Following the reduction of direct emissions, a growing number of businesses are choosing to augment their emissions reductions strategy by participating in one of the expanding number of voluntary carbon schemes, even though they currently are not required by law to do so.
For businesses in emissions- intensive industries, such as the energy and resources sector, this can be an important part of their emissions management strategy. Businesses are able to offset’’ the emissions they produce through approved abatement activities such as the generation of renewable energy or forestry sequestration of carbon dioxide.
Accredited offsets that are independently audited and verified are available through programs such as the Australian Government’s Greenhouse Challenge Plus Program and the Origin Energy Carbon Reduction Scheme. Both are voluntary partnerships between industry and business that give priority to the reduction of greenhouse gas emissions at the source but also facilitate the reduction of emissions through accredited offsets.
A word of caution needs to be sounded, however. Not all carbon offsets are the same.
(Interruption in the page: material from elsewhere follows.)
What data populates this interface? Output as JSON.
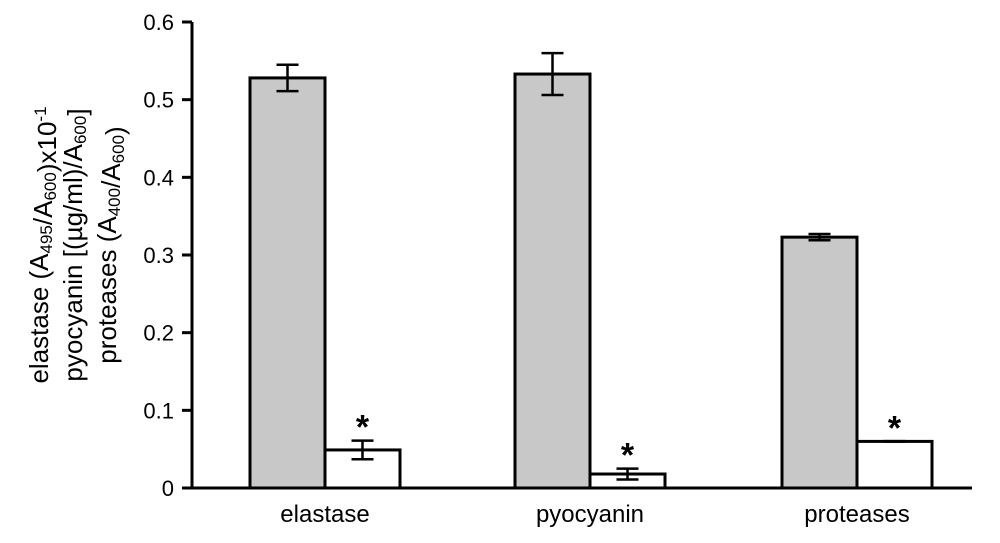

Voluntary offset schemes have varying degrees of accreditation and verifiability and some may not meet the ( yet to be determined) criteria for recognition under the commonwealth Government’s proposed emissions trading scheme.
Therefore, a business needs to carefully consider what exactly it wants to use the offset for, before purchasing offsets — is it just for PR or is it to comply with Government regulation?
In particular, businesses needs to take care to ensure they can prove their claims of carbon neutrality and that they do not overstate their environmental credentials.
In Australia, a business that takes a less than rigorous approach to carbon neutrality potentially exposes itself to legal action for breach of the Trade Practices Act, or tort, or even for breach of director’s duties under the Corporations Act.